Effective Returns Management in an Integrated Supply Chain
It’s important to understand the total impact of return products. Retailers need to find a way to cost effectively handle returns and get undamaged goods back into the supply chain as quickly as possible.
A lot of businesses do not understand the operational cost of returns because these costs often get buried within the facility operations. Every return product incurs transportation to the customer, then back to the company. If a replacement product is being sent, a third transportation charge is incurred. When the returned product is re-entered into the inventory ledger, it starts incurring inventory carrying costs, and takes up warehouse space.
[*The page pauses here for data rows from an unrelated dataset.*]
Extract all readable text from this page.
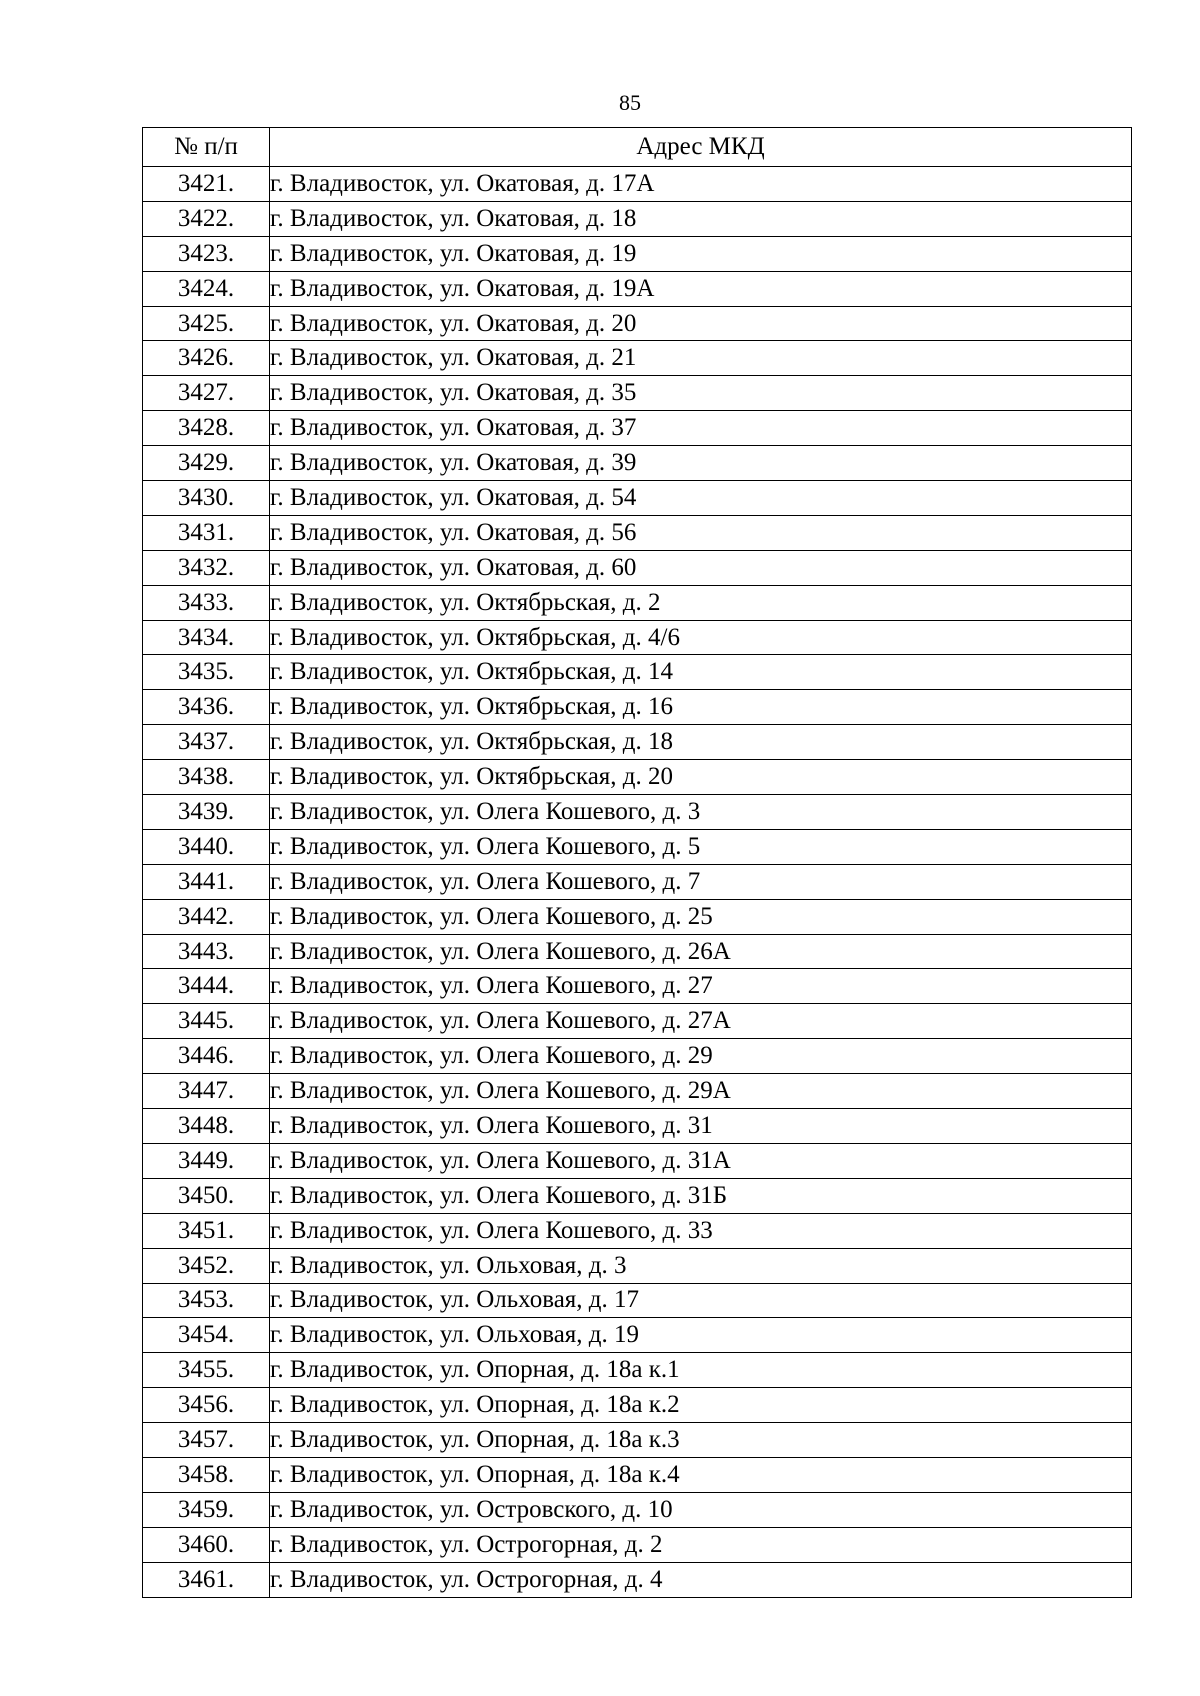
85
№ п/п	Адрес МКД
3421.	г. Владивосток, ул. Окатовая, д. 17А
3422.	г. Владивосток, ул. Окатовая, д. 18
3423.	г. Владивосток, ул. Окатовая, д. 19
3424.	г. Владивосток, ул. Окатовая, д. 19А
3425.	г. Владивосток, ул. Окатовая, д. 20
3426.	г. Владивосток, ул. Окатовая, д. 21
3427.	г. Владивосток, ул. Окатовая, д. 35
3428.	г. Владивосток, ул. Окатовая, д. 37
3429.	г. Владивосток, ул. Окатовая, д. 39
3430.	г. Владивосток, ул. Окатовая, д. 54
3431.	г. Владивосток, ул. Окатовая, д. 56
3432.	г. Владивосток, ул. Окатовая, д. 60
3433.	г. Владивосток, ул. Октябрьская, д. 2
3434.	г. Владивосток, ул. Октябрьская, д. 4/6
3435.	г. Владивосток, ул. Октябрьская, д. 14
3436.	г. Владивосток, ул. Октябрьская, д. 16
3437.	г. Владивосток, ул. Октябрьская, д. 18
3438.	г. Владивосток, ул. Октябрьская, д. 20
3439.	г. Владивосток, ул. Олега Кошевого, д. 3
3440.	г. Владивосток, ул. Олега Кошевого, д. 5
3441.	г. Владивосток, ул. Олега Кошевого, д. 7
3442.	г. Владивосток, ул. Олега Кошевого, д. 25
3443.	г. Владивосток, ул. Олега Кошевого, д. 26А
3444.	г. Владивосток, ул. Олега Кошевого, д. 27
3445.	г. Владивосток, ул. Олега Кошевого, д. 27А
3446.	г. Владивосток, ул. Олега Кошевого, д. 29
3447.	г. Владивосток, ул. Олега Кошевого, д. 29А
3448.	г. Владивосток, ул. Олега Кошевого, д. 31
3449.	г. Владивосток, ул. Олега Кошевого, д. 31А
3450.	г. Владивосток, ул. Олега Кошевого, д. 31Б
3451.	г. Владивосток, ул. Олега Кошевого, д. 33
3452.	г. Владивосток, ул. Ольховая, д. 3
3453.	г. Владивосток, ул. Ольховая, д. 17
3454.	г. Владивосток, ул. Ольховая, д. 19
3455.	г. Владивосток, ул. Опорная, д. 18а к.1
3456.	г. Владивосток, ул. Опорная, д. 18а к.2
3457.	г. Владивосток, ул. Опорная, д. 18а к.3
3458.	г. Владивосток, ул. Опорная, д. 18а к.4
3459.	г. Владивосток, ул. Островского, д. 10
3460.	г. Владивосток, ул. Острогорная, д. 2
3461.	г. Владивосток, ул. Острогорная, д. 4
Each of these logistical activities is expensive and must be considered part of the total cost of returns.
Reverse as a strategy
Fullers Logistics can offer a reverse logistics management program which can make it much easier to find a solution tailored to a business’s specific needs. This is not a ‘one size fits all’ type of business and a management program can contribute to reducing costs and protecting revenue. Fuller’s specialise in the redeployment, repair, reuse, recycling, and resale of their customers’ supply chain.
In addition to this Fuller’s can protect businesses from “volume unpredictability” and an idle and unproductive labour force. This is because logistic providers receive their workload from several customers and the total volume received is what can dictate the amount of man hours and warehouse space required. When it is possible to scale physical space and resource to meet changing demands then busier periods like Christmas and the January sales when returns are at their highest can be managed and supported much easier.
Reverse logistics should no longer be viewed simply as a cost centre for retailers. Instead, a well-planned reverse logistics strategy can be an essential factor for improving a company’s competitive advantage and creating both tangible and intangible market opportunities. With a clear defined processes and metrics, retailers can drive efficiencies and have access to valuable analytics that will turn reverse logistics into a profitable investment.